Come incrementare il livello di sicurezza dei sistemi informatici? Questo uno degli interrogativi più pressanti nell’high-tech globale, e soprattutto in quello statunitense, a seguito degli eventi del settembre scorso. Dalle potenzialità di cyber-attacchi indiscriminati al rilancio della proposta di un’ID nazionale all’uscita Microsoft per una “informatica affidabile”, lo scenario va facendosi alquanto frastagliato. Ma comunque si tenti di metterla, non pare il caso di farsi illusioni: la sicurezza perfetta non esiste, nella vita reale come in quella virtuale. E tutto sommato misure repressive e strumenti tecnici adatti esistono di già, inutile aggravarne il peso.

Lo conferma, ad esempio, un recente rapporto sullo stato di salute dei sistemi informatici USA curato dal Computer Science & Telecommunications Board, parte del National Research Council. Vi si legge sostanzialmente quanto già noto: l’high-tech nazionale è sempre più vulnerabile ai cyber-attacchi in buona parte perché le aziende informatiche non applicano adeguatamente le misure di sicurezza da tempo disponibili. La ricerca nota tra l’altro che la combinazione tra un’incursione telematica nei sistemi di controllo aereo e dirottamenti simili a quelli attuati l’11 settembre, potrebbe causare un “disastro notevolmente più catastrofico.” Vista la concreta possibilità del secondo elemento, a scongiurare i rischi di intrusioni computerizzate lo studio suggerisce la messa in atto di semplici ma efficaci protezioni: test casuali sulle funzioni di sicurezza interna, sistemi di autenticazione maggiormente affidabili, addestramento e monitoraggio più accurato nella gestione dei database. Tutte misure che le varie entità interessate possono (e devono) implementare senza ulteriori ritardi.

Eppure ciò accade assai meno frequentemente di quanto si creda. “Il fatto che le raccomandazioni suggerite 10 anni fa siano tuttora rilevanti evidenziano la presenza di grossi problemi a livello strutturale e organizzativo nel prestare adeguata attenzione alla sicurezza.” Così spiega Herbert Lin, uno dei ricercatori che ha curato l’indagine. E pur nell’importanza di ulteriori investimenti per la messa a punto di nuove tecnologie e migliori procedure operative, gli esperti del National Research Council ritengono inutile stanziare fondi federali per la ricerca in questo campo.

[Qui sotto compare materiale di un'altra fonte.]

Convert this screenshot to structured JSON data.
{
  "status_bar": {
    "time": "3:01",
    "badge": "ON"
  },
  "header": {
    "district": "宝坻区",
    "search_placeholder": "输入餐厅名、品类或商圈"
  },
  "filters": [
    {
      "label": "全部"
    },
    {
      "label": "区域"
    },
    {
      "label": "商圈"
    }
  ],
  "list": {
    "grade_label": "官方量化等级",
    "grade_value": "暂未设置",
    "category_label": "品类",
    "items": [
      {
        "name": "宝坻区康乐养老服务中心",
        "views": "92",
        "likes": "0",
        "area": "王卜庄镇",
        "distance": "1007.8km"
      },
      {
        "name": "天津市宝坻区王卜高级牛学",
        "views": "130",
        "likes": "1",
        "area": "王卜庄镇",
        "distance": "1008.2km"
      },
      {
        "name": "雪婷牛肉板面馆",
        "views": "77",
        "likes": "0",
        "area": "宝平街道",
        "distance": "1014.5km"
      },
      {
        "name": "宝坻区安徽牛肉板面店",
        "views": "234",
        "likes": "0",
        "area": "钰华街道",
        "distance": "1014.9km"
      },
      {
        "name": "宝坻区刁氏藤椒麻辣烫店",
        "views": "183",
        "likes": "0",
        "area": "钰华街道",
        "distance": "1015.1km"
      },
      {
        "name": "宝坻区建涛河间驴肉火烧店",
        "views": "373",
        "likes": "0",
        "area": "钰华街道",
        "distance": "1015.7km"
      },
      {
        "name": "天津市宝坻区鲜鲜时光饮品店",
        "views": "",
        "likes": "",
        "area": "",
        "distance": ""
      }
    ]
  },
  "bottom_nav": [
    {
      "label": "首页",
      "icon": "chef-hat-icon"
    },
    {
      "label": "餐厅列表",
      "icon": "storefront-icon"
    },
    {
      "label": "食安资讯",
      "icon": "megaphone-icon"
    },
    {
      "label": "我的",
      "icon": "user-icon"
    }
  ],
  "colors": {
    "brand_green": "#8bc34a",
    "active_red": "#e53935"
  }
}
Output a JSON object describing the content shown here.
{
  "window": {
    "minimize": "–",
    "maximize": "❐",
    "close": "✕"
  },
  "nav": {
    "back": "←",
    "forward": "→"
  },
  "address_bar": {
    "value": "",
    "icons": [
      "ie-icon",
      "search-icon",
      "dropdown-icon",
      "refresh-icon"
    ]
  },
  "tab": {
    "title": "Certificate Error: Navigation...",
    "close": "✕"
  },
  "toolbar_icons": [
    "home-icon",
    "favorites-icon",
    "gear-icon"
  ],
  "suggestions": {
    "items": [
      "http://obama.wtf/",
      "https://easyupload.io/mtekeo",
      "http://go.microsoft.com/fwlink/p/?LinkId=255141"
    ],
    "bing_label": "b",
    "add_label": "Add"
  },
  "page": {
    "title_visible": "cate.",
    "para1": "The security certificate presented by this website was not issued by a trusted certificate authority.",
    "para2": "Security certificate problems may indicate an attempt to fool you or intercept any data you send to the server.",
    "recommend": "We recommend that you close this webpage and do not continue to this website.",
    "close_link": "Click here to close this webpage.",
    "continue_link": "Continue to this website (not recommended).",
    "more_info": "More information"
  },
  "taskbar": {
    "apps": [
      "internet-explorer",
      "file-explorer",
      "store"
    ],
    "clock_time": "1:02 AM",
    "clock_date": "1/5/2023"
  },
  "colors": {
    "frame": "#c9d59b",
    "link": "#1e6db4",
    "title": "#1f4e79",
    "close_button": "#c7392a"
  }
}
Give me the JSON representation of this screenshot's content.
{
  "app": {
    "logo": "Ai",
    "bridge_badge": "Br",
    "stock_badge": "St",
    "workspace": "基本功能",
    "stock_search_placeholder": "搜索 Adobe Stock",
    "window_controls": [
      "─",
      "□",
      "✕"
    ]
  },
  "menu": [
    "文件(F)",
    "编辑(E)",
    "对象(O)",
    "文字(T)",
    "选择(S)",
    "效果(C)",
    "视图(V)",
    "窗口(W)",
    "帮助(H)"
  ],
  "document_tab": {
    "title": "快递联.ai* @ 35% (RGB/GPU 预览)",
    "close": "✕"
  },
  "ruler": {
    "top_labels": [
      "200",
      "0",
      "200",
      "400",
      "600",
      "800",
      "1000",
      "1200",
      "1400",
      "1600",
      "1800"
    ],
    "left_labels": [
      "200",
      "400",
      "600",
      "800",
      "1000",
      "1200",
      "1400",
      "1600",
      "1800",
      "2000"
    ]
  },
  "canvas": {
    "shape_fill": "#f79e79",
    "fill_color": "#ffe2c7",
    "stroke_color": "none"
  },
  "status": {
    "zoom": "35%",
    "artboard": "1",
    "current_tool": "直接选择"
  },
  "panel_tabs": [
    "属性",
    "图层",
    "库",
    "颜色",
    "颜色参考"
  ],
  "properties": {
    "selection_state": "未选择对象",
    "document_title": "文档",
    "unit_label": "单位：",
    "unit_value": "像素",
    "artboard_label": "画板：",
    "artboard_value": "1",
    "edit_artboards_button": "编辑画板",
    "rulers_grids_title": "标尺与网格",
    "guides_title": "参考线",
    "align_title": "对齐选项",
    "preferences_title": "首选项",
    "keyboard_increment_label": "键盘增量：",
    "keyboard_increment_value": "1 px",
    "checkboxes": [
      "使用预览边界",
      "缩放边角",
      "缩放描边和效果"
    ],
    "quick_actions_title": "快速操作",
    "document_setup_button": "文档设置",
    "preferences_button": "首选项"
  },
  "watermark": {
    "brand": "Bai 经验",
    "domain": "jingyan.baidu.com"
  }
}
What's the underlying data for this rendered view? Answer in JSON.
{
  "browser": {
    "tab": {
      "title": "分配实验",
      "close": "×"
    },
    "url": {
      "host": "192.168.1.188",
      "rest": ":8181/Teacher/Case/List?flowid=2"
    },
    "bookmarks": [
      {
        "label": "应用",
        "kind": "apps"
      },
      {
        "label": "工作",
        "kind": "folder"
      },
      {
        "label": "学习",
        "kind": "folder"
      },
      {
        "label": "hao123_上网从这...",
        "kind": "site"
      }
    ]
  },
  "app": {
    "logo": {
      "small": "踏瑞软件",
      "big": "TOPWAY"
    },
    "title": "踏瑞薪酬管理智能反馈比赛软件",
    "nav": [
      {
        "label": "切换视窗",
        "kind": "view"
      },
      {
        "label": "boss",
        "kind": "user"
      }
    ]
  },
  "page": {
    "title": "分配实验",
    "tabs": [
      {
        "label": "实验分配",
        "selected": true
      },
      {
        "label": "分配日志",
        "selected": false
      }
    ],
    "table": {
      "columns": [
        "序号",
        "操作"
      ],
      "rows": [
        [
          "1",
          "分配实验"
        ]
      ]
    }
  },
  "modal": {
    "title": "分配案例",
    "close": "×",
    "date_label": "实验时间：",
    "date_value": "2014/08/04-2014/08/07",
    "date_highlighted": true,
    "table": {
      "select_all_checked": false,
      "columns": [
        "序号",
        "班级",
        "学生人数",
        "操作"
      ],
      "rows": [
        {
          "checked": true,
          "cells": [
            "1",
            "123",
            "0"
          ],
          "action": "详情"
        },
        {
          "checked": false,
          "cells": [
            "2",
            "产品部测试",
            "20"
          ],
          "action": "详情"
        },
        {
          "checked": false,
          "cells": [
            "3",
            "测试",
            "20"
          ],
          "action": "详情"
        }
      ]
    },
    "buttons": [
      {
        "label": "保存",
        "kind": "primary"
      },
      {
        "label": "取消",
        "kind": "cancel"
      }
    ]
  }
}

Un solo esempio: anziché ricorrere all’abusato e inaffidabile sistema di semplici password per l’autenticazione degli utenti, meglio affidarsi all’insieme di carte magnetiche personali e dati biometrici. Qualcosa già oggi possibile. Ecco quindi che lo studio incita i produttori informatici a realizzare macchine predisposte in tal senso. Ciò, si badi bene, come parte dell’approccio generale orientato a rendere più esplicite e attive per default simili procedure di sicurezza, di modo che l’utente possa disabilitarle solo volendo.

Certo, gli attentati terroristici hanno finalmente evidenziato l’urgenza di una più generalizzata difesa tramite adeguate misure tecnologiche. Ma al di là dei fumosi proclami pubblici, uno dei problemi centrali rimane la mancanza di incentivi reali per l’industria nel concretizzare tali procedure. Non a caso il rapporto del Computer Science & Telecommunications Board conclude suggerendo un possibile rimedio: rendere i produttori informatici responsabili per eventuali intrusioni nei sistemi da loro forniti, in particolare quando questi riguardino funzioni sociali critiche. E comunque sia, pur di fronte al rapido sviluppo dell’information technology, è un fatto che le misure di sicurezza non abbiano seguito un’evoluzione altrettanto veloce ed efficace.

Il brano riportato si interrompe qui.